Тут скакал Васильюшко, поскакивал,
Да и махал Васильюшко, помахивал.
Тут видит его дядька, крестный батюшко,
Что силы уж стало мало ставиться,
Подскочил его дядька, крестный батюшко,
Ен на ту башну да й колокольнюю,
Ен сорвал колокол до девяносто пуд,
Надел он себе на головушку,
Идет-то он да на Обухов мост
Колокольным языком-то он подпирается,
Обухов мост да нагибается;
И он сам говорит да таковы слова:
— Пурха́л-то ясный сокол, ну да й до́пурхал,
Ходил-то добрый молодец, ну да й до́ходил!

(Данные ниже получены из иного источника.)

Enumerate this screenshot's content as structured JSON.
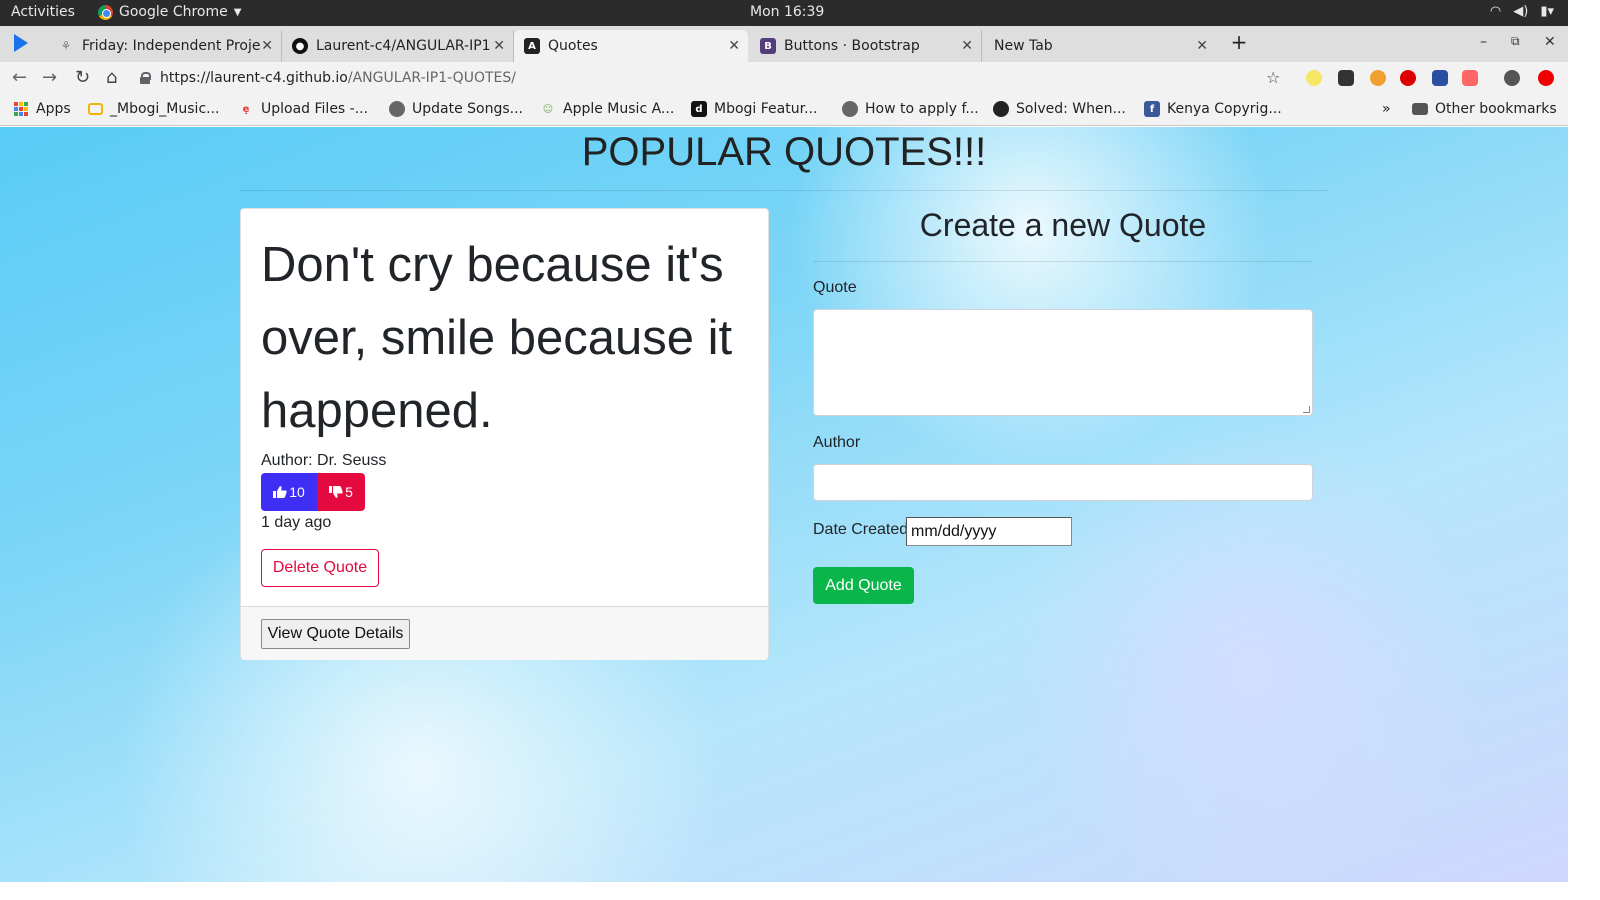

Как был тот Васильюшко восте́р собой;
Подскочил он плечком под колокол,
Спихнул он дядьку крестного батюшку под Обухов мост;
Да й как был Васильюшко востер собой,
Вернулся тут Васильюшка да под Обухов мост,
Да там-то уж дядьки крестного батюшки и живого нет,
Да повыхватил он, Васильюшко, язык тот колокольный,
Он бьет-то дядьку крестного батюшку между уши:
— Вот-ти, вот теби яичко, крестный батюшко!

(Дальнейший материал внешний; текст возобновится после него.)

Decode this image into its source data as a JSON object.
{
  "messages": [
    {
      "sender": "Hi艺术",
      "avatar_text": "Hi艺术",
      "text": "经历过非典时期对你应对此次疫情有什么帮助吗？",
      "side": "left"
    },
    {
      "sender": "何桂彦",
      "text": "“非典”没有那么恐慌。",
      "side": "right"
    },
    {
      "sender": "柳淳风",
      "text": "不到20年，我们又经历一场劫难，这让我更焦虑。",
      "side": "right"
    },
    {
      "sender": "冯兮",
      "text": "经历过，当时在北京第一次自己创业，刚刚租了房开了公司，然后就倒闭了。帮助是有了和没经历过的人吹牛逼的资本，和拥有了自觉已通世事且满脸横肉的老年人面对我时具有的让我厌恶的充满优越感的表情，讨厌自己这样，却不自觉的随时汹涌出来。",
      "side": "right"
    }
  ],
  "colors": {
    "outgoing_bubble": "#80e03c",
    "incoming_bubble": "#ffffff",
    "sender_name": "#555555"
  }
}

Не дано теби яичко о Христова дни,
Ты прими-тко мое яичко о Петрова дни!
Повыскочил Васильюшка да и на Обухов мост.
Тут еще пошел Васильюшко да поскакивать,
Сам он говорит да таковы слова:
— Тут-то Васильюшку червленый вяз,
Червленый вяз, копье долгомерное,
Тут-то и сабля острая и палица военная!
Пошел-то тут Васильюшко поскакивать,
На вси стороны языком колокольниим помахивать;
Скакал Васильюшко, поскакивал,
На все стороны языком тым помахивал,
Как силушка-то стала мала ставиться.
Владимир, князь столен-киевский,
Бежал-то к его родной матушке,
Перепро́сит он да е́го матушку,
Идет ли тут честна́ вдова,
Берет его за плечка за могучии,
Сама говорит да таковы слова:
— Ай же ты, рожоно мое дитятко,
Молодой Васильюшко сын Буславьевич!
Уходи-тко свои плечушка могучии,
Укрепи сердечушко ретивое!
— Спасибо тебе, родна матушка,
Что ты сзади́ пришла!
Как бы спереди пришла,
Так там же ты бы й была;
Расходились мои плечушки могучии,
Разгорелось-то сердечушко ретивое,
Белый свет в глазах да помятушился.
Берет его за ручки-ты за белыя
Ведет его в свои покои во любимыя,
Стала она его кормить-поить,
Да стали они жить да быть, да все добро творить.
(Записано в Кижах 6 июля 1871 г. от крестьянина д. Волкостров (Заонежье) Терентия Иевлева)
Онежские былины, записанные Александром Федоровичем Гильфердингом летом 1871 года. Т. 2. - 1896.